What is junk mail?
Junk mail, aka unsolicited mail or direct mail, consists of all the credit card offers, catalogs, flyers, coupons, and other mailings that you didn’t ask for and don’t want.
Why should I care about junk mail?
Junk mail comes at a huge cost to our quality of life. Sorting, reading, and recycling junk mail takes time away from your daily activities. Senders of junk mail endanger your privacy by sharing your name, address, and purchasing habits with marketers. Junk mail fills your mailbox with credit card offers and other mailings that could put your identity at risk if in the wrong hands. Junk mail also results in clutter, yet another blow against a simpler, less wasteful life. An estimated 100 million trees are cut down each year for the production of junk mail, with almost 130 billion pieces of junk mail sent by the USPS in 2021. We have the power to reverse all of these negative impacts by simply choosing to receive only the mail we want.
Junk Mail Facts
While digital marketing has no doubt exploded in recent decades, printed direct mail still accounts for billions spent in marketing dollars in the US. Here are some facts and statistics about the prevalence of printed direct mail in marketing today:
- In 2021, the United States Postal Service mailed 128.9 billion pieces of direct mail.

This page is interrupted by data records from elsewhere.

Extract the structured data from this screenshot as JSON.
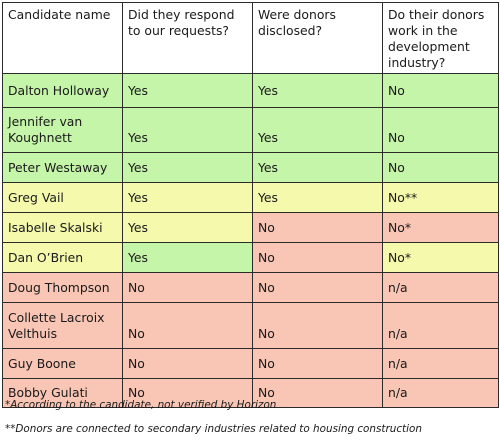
{
  "table": {
    "headers": [
      "Candidate name",
      "Did they respond to our requests?",
      "Were donors disclosed?",
      "Do their donors work in the development industry?"
    ],
    "rows": [
      {
        "name": "Dalton Holloway",
        "responded": "Yes",
        "disclosed": "Yes",
        "development": "No"
      },
      {
        "name": "Jennifer van Koughnett",
        "responded": "Yes",
        "disclosed": "Yes",
        "development": "No"
      },
      {
        "name": "Peter Westaway",
        "responded": "Yes",
        "disclosed": "Yes",
        "development": "No"
      },
      {
        "name": "Greg Vail",
        "responded": "Yes",
        "disclosed": "Yes",
        "development": "No**"
      },
      {
        "name": "Isabelle Skalski",
        "responded": "Yes",
        "disclosed": "No",
        "development": "No*"
      },
      {
        "name": "Dan O’Brien",
        "responded": "Yes",
        "disclosed": "No",
        "development": "No*"
      },
      {
        "name": "Doug Thompson",
        "responded": "No",
        "disclosed": "No",
        "development": "n/a"
      },
      {
        "name": "Collette Lacroix Velthuis",
        "responded": "No",
        "disclosed": "No",
        "development": "n/a"
      },
      {
        "name": "Guy Boone",
        "responded": "No",
        "disclosed": "No",
        "development": "n/a"
      },
      {
        "name": "Bobby Gulati",
        "responded": "No",
        "disclosed": "No",
        "development": "n/a"
      }
    ]
  },
  "colors": {
    "green": "#c5f5a9",
    "yellow": "#f4f9ab",
    "red": "#f9c5b5",
    "border": "#2b2b2b"
  },
  "footnotes": [
    "*According to the candidate, not verified by Horizon",
    "**Donors are connected to secondary industries related to housing construction"
  ]
}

- The USPS has made billions of dollars off its direct marketing services: In 2021 alone the USPS made almost $15 billion of revenue in Marketing Mail alone.
- Junk mail is truly unwanted: In 2017, only 2.9% of prospective customers (i.e., those who had not yet purchased anything from the direct mailer) responded to direct mail sent via USPS.
Support legislation to reduce junk mail and other unwanted solicitation
Many states are considering legislation to create “do not mail” registries similar to the current “do not call” lists. Find updates on proposed state “do not mail” registry bills.
Seattle, Washington, is the first US city to regulate the distribution of unwanted phone books. Residents and businesses can unsubscribe from phone books and distributors must honor these requests. Phone book distributors will pay the city 14 cents per book annually to cover the city’s costs for managing phone books, based on the product stewardship principle of holding manufacturers responsible for covering the costs to recycle their end-of-life products.
San Francisco, California, now requires that phone books can only be delivered to residents and businesses who wish to receive the phone books, and prohibits the common practice of dropping unsolicited phone books on every doorstep in the city.